What sleep cycle? Thanks to frequent night sweats and hot flashes, you’ll have a hard time sleeping well.
• Mouth, eye and skin dryness
Apart from dryness of your skin and eyes, the decreased level of saliva will leave your tongue, lips and roof of your mouth dry.
• Weight gain
A decrease in metabolism and the tendency to store fat more easily during menopause could lead to weight gain.
• Mood swings and depression
Fluctuating hormones can result in wavering emotions and that could mean inexplicable irritability, anxiety, sadness and rage. If left unchecked, it could result in mild to severe depression.
• Memory lapses
Cognitive function could be affected with the onset of menopause and that’d lead to memory lapses, though temporary.
• Frequent urination
The loss of tissue elasticity in your vagina and weaker pelvic muscles could result in lower bladder control.
• Poor concentration
Estrogen plays a significant role in ensuring glucose burn for energy but with reduced levels of this hormone you’ll end up with a lack of focus.
• Digestion troubles
As your body adjusts to changes, the functioning of your digestive system could get disrupted leading to bloating, cramps or indigestion.
• Decreased libido
Since estrogen controls a woman’s sex drive, a decline in this hormone level will automatically affect your sex drive.
• Vaginal dryness
A drop is estrogen level will mean reduced natural lubrication in your vagina leading to dryness and discomfort.
• Sore or tender breasts
Your breasts turn tender and are more sensitive to pain, courtesy fluctuating hormones.
• Racing heart
Lower estrogen level can overstimulate the circulatory system and cause irregular heartbeats.
• Hair thinning and increased facial hair growth
Menopause accelerates hair thinning and loss while spiking the rate at which your facial hair grows.
• Joint pain, muscle tension or osteoporosis
Increased stress and fatigue can trigger a strain in muscles and in extreme cases a drop in bone density can put you at the risk of osteoporosis.
We’ve listed down a few home remedies for menopause that can help you handle menopause symptoms.
Apart from supplements and a few home treatments, improved lifestyle changes are all you need to get through menopause without losing your mind. Here are a few lifestyle changes that can do the trick for you.
- If you sense you’re slipping into depression, try talking to a therapist or a loved one to deal with the anxiety and drastic change.

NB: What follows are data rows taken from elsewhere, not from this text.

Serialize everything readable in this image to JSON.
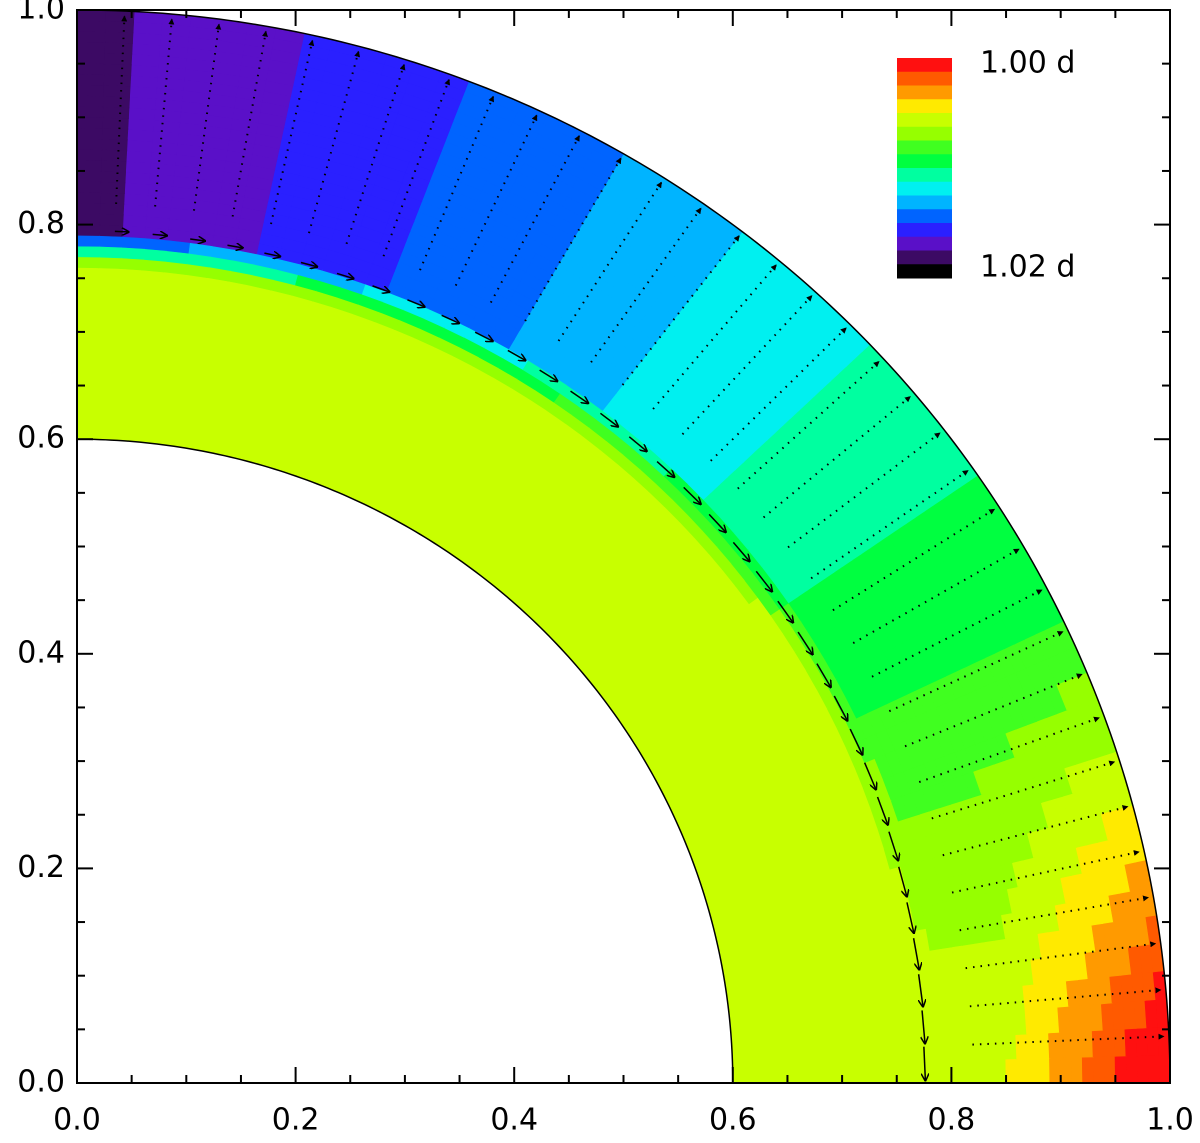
{
  "chart_data": {
    "type": "contour",
    "xlim": [
      0,
      1
    ],
    "ylim": [
      0,
      1
    ],
    "xticks": [
      {
        "value": 0,
        "label": "0.0"
      },
      {
        "value": 0.2,
        "label": "0.2"
      },
      {
        "value": 0.4,
        "label": "0.4"
      },
      {
        "value": 0.6,
        "label": "0.6"
      },
      {
        "value": 0.8,
        "label": "0.8"
      },
      {
        "value": 1,
        "label": "1.0"
      }
    ],
    "yticks": [
      {
        "value": 0,
        "label": "0.0"
      },
      {
        "value": 0.2,
        "label": "0.2"
      },
      {
        "value": 0.4,
        "label": "0.4"
      },
      {
        "value": 0.6,
        "label": "0.6"
      },
      {
        "value": 0.8,
        "label": "0.8"
      },
      {
        "value": 1,
        "label": "1.0"
      }
    ],
    "colorbar": {
      "colors": [
        "#ff1010",
        "#ff5a00",
        "#ff9a00",
        "#ffea00",
        "#c8ff00",
        "#96ff00",
        "#40ff20",
        "#00ff40",
        "#00ffa0",
        "#00f0f0",
        "#00b4ff",
        "#0064ff",
        "#2a20ff",
        "#5a10c8",
        "#3c0a64",
        "#000000"
      ],
      "labels": [
        {
          "value": 1.0,
          "label": "1.00 d"
        },
        {
          "value": 1.02,
          "label": "1.02 d"
        }
      ]
    }
  }
}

- Your normal diet won’t suffice and you’ll need menopause supplements to improve your energy levels and reduce the chances of osteoporosis. Daily intake of Vitamin D, Calcium and Magnesium supplements as prescribed by your doctor can make menopause easier.
- You probably avoided it for most of your life but it’d really help to finally try Yoga and meditation to keep both physical fitness and mental health in check.
- Don’t skimp on moisturizers if you want to take care of increased skin dryness. Regularly apply moisturizers on skin and stay hydrated with lots of water.
- Cut down on the booze and cigarettes if you want to lower the impact of menopause on your body.
- To keep you weight in check, reduce your daily calorie intake and exercise moderately for at least 30 minutes. The release of endorphins, the feel good hormones, is just an added bonus to perk up your mood.
- Avoid wearing tight-clothes when outside as it could only trigger a hot flash. In the same vein, invest in a small portable fan to handle hot flashes when outside.
- As a natural substitute for hormone replacement therapy, Black Cohosh helps treating hormone related symptoms. Consume regularly based on your doctor’s prescription.